A fighter somewhat less clear-eyed than Nunes might have regarded that as a letdown.
It also might end up costing her a lot of money.
As the UFC’s 135-pound champion, she’s set to receive a cut of the proceeds from this pay-per-view. Ordinarily, going up against Rousey in the transcendent superstar’s return bout would be like a license for Nunes to print her own money.
Yet with New Year’s Eve on Saturday, UFC 207 is scheduled for an unorthodox Friday night time slot. With Rousey taking a pass on doing any promotion, it’s possible the PPV buyrate will suffer as a result.
Here’s how MMA Fighting's Shaun Al-Shatti described the mood in a column published Thursday morning just a few hours before Rousey and Nunes finally met face to face:
For the first time in a long time, the pageantry of fight week has seemingly been replaced by dead air. The mainstays of the UFC’s promotional routine — open workouts, pre-fight press conferences, monolithic staredowns — are nowhere to be found on the Las Vegas Strip. Instead, they have been replaced by murmurs and whispers, 10-second sound bytes and swiped photos of the ghost that MMA has been missing for 13 months.
That dead air mostly described Wednesday’s official media day. Without Nunes or Rousey around, UFC 207’s undercard fighters were forced to do the heavy lifting of trying to sell this event to the public.
Trash talk between co-main eventers Dominick Cruz and Cody Garbrandt garnered some headlines. Former welterweight champion Johny Hendricks made a surly spectacle of his own interview time before missing weight for an undercard fight against Neil Magny. UFC President Dana White even serenaded gathered reporters with a rare scrum—his first since the outspoken executive swore off such appearances a couple of years ago.
It was better than nothing, but Rousey and Nunes remained conspicuous by their absences. Nunes hosted a media lunch last Thursday and managed a few spot interviews this week, but this was perhaps the first time in UFC history that neither combatant in a PPV main event attended the formal pre-fight media events.
If Rousey’s return was meant to be one of the high spots of the organization’s already stellar 2016, this was a weird way to play it.
In fact, it’s worth wondering how many casual fans are even aware it's about to go down:
Yet somehow Nunes has been cool with all of it. If Rousey’s disappearing act was supposed to cultivate some sort of mystique or throw Nunes off her game, it doesn’t seem like the champion is falling for it.

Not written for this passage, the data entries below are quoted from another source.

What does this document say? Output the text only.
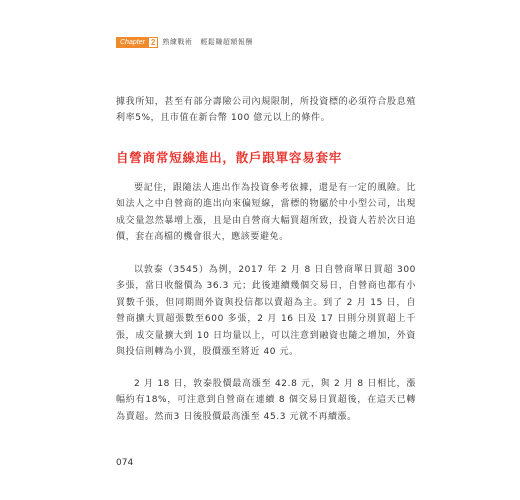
Chapter 2	熟練戰術 輕鬆賺超額報酬

據我所知，甚至有部分壽險公司內規限制，所投資標的必須符合股息殖利率5%，且市值在新台幣 100 億元以上的條件。

自營商常短線進出，散戶跟單容易套牢

要記住，跟隨法人進出作為投資參考依據，還是有一定的風險。比如法人之中自營商的進出向來偏短線，當標的物屬於中小型公司，出現成交量忽然暴增上漲，且是由自營商大幅買超所致，投資人若於次日追價，套在高檔的機會很大，應該要避免。

以敦泰（3545）為例，2017 年 2 月 8 日自營商單日買超 300 多張，當日收盤價為 36.3 元；此後連續幾個交易日，自營商也都有小買數千張，但同期間外資與投信都以賣超為主。到了 2 月 15 日，自營商擴大買超張數至600 多張，2 月 16 日及 17 日則分別買超上千張，成交量擴大到 10 日均量以上，可以注意到融資也隨之增加，外資與投信則轉為小買，股價漲至將近 40 元。

2 月 18 日，敦泰股價最高漲至 42.8 元，與 2 月 8 日相比，漲幅約有18%，可注意到自營商在連續 8 個交易日買超後，在這天已轉為賣超。然而3 日後股價最高漲至 45.3 元就不再續漲。

074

“I don’t know what is wrong with this girl, I’m gonna be honest with you,” Nunes said, per the Las Vegas Review-Journal. “But if she wants to play this game, she’s playing with the wrong person."
Nonetheless, Nunes has thus far enjoyed little of the promotional shine that normally comes along with fighting Rousey. Despite being the champion, it feels as though Nunes has received less of a push than previous Rousey foes like Miesha Tate, Holm or even Sara McMann.
Even after a breakout 2016 that saw Nunes wrest the title from Tate in the main event of the gala UFC 200, the company’s focus has remained single-mindedly on her opponent.
That’s obvious. That’s to be expected.
Everybody wants to see how Rousey has put herself back together after that aura-shattering loss to Holm a little more than a year ago. But as she abruptly rejects the white-hot glare of the fame she cultivated while amassing six consecutive successful UFC title defenses, Nunes has also been minimized.
That doesn't seem fair or right, and if there is some method to the madness, it's murky at best.
White partially defended the decision to keep Nunes out of the press events to Yahoo Sports’ Kevin Iole.
“You know how Amanda Nunes becomes a star?” the UFC president said. “Go out and beat Ronda Rousey and I guarantee you that then she’ll be a bigger star than anyone ever thought.”
It's hard to argue with that, though it doesn’t seem to take into account that Nunes might be an even bigger star were she to defeat Rousey on the heels of a weeklong media blitz.
In any case, Nunes will have to wait until Friday night to receive any real coronation in the UFC. If she beats Rousey, maybe the UFC will even let her go to the post-fight press conference.